Hier wurde das Cover wieder nur eingefärbt, was hier aber ganz gut passt. Starters sind schwarz, Ender sind weiß. Ansonsten mochte ich das Cover ja schon bei Band 1 :)
 


Endlich mal wieder ein Buch, das mich so richtig fesseln konnte. Sobald ich angefangen habe zu lesen, waren alle Erinnerungen aus Band 1 wieder da – durchaus nützlich, da Band 2 direkt an den ersten anschließt.

Die Body Bank ist zerstört und Callie dachte, dass sie endlich ein ruhiges Leben mit ihrem besten Freund und ihrem Bruder führen kann. Helena hat ihr die Villa hinterlassen, mit der Bitte ihre Enkelin Emma zu finden.

Doch lange kann Callie ihr neues Leben nicht genießen, denn er ist immer noch da – der Old Man. Für sie beginnt ein Wettlauf gegen die Zeit und bis zuletzt scheint der Old Man ein unbesiegbarer Faktor zu sein, der sie kontrollieren und aufspüren kann. Egal wo sie ist. Doch nichts ist so, wie es scheint.

Enders hat mich direkt wieder in seinen Bann gezogen. Lissa Price verfügt über einen mitreißenden, spannenden Schreibstil, der gleichzeitig sehr einfach und leist ist, ohne große stilistische Aufwendung.

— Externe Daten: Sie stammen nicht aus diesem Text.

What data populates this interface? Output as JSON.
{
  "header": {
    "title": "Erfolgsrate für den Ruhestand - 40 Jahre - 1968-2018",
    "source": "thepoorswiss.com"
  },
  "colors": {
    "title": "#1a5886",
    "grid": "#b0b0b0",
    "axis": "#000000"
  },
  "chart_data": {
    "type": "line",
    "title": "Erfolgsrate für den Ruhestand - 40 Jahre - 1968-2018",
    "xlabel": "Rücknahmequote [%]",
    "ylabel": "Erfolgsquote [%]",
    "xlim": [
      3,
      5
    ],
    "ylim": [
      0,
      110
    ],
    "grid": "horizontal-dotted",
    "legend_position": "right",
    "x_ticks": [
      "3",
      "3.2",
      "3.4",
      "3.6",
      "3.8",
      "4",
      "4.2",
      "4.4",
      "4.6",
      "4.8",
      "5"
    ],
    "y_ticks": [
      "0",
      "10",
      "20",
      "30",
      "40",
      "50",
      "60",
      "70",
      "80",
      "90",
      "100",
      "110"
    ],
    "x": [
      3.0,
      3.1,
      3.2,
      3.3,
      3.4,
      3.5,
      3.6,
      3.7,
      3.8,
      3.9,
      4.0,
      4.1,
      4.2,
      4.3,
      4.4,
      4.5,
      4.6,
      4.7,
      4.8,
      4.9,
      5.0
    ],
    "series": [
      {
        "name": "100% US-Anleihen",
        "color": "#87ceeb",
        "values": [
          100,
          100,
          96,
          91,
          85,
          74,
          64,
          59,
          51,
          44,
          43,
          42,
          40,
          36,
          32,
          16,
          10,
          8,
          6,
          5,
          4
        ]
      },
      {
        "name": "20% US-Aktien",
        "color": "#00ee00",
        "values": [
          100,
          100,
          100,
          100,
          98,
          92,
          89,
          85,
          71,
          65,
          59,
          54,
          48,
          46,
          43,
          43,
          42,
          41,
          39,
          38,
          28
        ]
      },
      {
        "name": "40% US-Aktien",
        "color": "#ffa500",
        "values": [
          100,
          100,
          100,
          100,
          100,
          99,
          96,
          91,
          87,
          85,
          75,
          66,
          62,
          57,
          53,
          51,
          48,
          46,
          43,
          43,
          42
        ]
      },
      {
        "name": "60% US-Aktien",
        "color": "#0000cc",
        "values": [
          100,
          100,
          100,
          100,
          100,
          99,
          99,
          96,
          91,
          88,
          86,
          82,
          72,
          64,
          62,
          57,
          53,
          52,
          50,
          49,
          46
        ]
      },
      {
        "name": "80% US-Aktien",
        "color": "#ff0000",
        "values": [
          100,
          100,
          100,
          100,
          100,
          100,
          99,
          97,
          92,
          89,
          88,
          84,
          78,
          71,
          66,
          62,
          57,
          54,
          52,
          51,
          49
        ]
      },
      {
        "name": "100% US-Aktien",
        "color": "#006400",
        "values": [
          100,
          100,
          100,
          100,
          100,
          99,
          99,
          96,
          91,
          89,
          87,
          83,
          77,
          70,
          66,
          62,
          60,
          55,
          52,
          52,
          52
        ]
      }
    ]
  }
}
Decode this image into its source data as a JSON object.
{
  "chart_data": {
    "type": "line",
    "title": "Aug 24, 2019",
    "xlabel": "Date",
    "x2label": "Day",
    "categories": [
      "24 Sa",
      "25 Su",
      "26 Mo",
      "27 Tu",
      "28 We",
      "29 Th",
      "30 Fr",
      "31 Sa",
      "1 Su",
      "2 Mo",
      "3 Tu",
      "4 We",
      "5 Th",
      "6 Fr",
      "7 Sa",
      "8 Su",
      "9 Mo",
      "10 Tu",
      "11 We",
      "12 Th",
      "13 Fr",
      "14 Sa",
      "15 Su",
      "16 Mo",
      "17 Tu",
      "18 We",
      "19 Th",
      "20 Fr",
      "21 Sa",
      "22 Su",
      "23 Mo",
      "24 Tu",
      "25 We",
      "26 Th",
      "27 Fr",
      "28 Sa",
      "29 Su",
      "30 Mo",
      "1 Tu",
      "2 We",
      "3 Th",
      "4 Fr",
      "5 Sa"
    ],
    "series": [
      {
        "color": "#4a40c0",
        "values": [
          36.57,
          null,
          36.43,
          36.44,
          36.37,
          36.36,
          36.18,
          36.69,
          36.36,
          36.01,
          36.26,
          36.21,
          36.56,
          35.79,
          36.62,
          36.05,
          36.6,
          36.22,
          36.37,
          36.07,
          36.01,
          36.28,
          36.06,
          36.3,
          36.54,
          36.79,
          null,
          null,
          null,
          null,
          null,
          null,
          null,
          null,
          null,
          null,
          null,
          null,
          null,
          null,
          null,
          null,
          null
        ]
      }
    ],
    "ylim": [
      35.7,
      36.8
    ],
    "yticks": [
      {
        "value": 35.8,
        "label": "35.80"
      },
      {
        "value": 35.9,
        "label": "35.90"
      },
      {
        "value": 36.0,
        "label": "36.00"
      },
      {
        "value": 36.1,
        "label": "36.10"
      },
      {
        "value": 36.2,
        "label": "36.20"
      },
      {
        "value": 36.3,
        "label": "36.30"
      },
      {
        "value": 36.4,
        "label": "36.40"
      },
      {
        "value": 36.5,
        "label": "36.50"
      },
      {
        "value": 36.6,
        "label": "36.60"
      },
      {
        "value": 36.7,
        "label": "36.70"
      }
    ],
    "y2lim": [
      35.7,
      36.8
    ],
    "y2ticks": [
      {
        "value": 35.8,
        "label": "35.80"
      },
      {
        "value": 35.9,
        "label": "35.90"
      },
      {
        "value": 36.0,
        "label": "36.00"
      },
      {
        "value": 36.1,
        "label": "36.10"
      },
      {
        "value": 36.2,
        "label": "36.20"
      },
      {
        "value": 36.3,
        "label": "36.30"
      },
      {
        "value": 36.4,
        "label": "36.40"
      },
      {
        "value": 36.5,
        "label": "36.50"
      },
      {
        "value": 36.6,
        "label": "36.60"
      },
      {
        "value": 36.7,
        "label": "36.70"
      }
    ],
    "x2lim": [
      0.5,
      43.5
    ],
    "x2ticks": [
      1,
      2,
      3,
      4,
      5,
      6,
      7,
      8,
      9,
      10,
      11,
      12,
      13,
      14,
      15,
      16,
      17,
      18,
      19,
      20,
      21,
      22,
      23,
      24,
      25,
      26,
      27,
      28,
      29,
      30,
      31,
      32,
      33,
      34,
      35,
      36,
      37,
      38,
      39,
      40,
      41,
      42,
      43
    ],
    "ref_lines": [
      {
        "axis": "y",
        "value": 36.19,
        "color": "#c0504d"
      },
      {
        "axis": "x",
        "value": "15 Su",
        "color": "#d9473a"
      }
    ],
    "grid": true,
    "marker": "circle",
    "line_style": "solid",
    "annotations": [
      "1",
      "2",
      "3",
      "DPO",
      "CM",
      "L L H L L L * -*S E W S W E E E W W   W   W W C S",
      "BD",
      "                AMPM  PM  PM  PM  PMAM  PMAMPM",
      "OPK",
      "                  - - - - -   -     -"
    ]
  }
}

Enders fesselt durch die Schlag auf Schlag folgenden Ereignisse, sowohl für Callie als auch für den Leser selber gibt es keine Pause. Eine neue Situation folgt auf die nächste, eine unerwartete Information gesellt sich zur nächsten. Wahnsinnig gut und bis zum Ende weiß der Leser nicht, wie das ganze jemals ein Ende nehmen sollte. Und zum Ende hin wurde man dann auch von Seite zu Seite unruhiger. Wie sollte Lissa Price das auf so wenigen Seiten noch angemessen und zufriedenstellend zu Ende bringen?

Aber sie hat es geschafft – zu meiner Freude hält sie in Enders das Niveau von Starters, die Charakter gewinnen an Tiefe, Emotionen sind rar aber immer passend gestreut und man lernt viele neue Charakter kennen und lieben. Auch eine Liebesgeschichte bekommt man geboten, die aber nicht, wie bei vielen Jugendbüchern, die zentrale Stellung im Buch einnimmt. 
Der Fokus liegt nach wie vor auf den Starters und den Mikrochips. Man bekommt eine Information, denkt man weiß wie es weiter geht und zack – ein unerwarteter Moment.



Alles in allem eine gelungene Fortsetzung in der Lissa Price den Leser Stück für Stück auf das Finale zutreibt. Für mich war das Ende zufriedenstellend und alle offenen Fragen wurden geklärt. Definitiv eine Fortsetzung die das Niveau des Vorgängers halten konnte. Eine Leseempfehlung gibt’s von mir definitiv. Volle Puntzahl!




Vielen Dank an den IVI - Verlag für die Bereitstellung diese Rezensionsexemplars!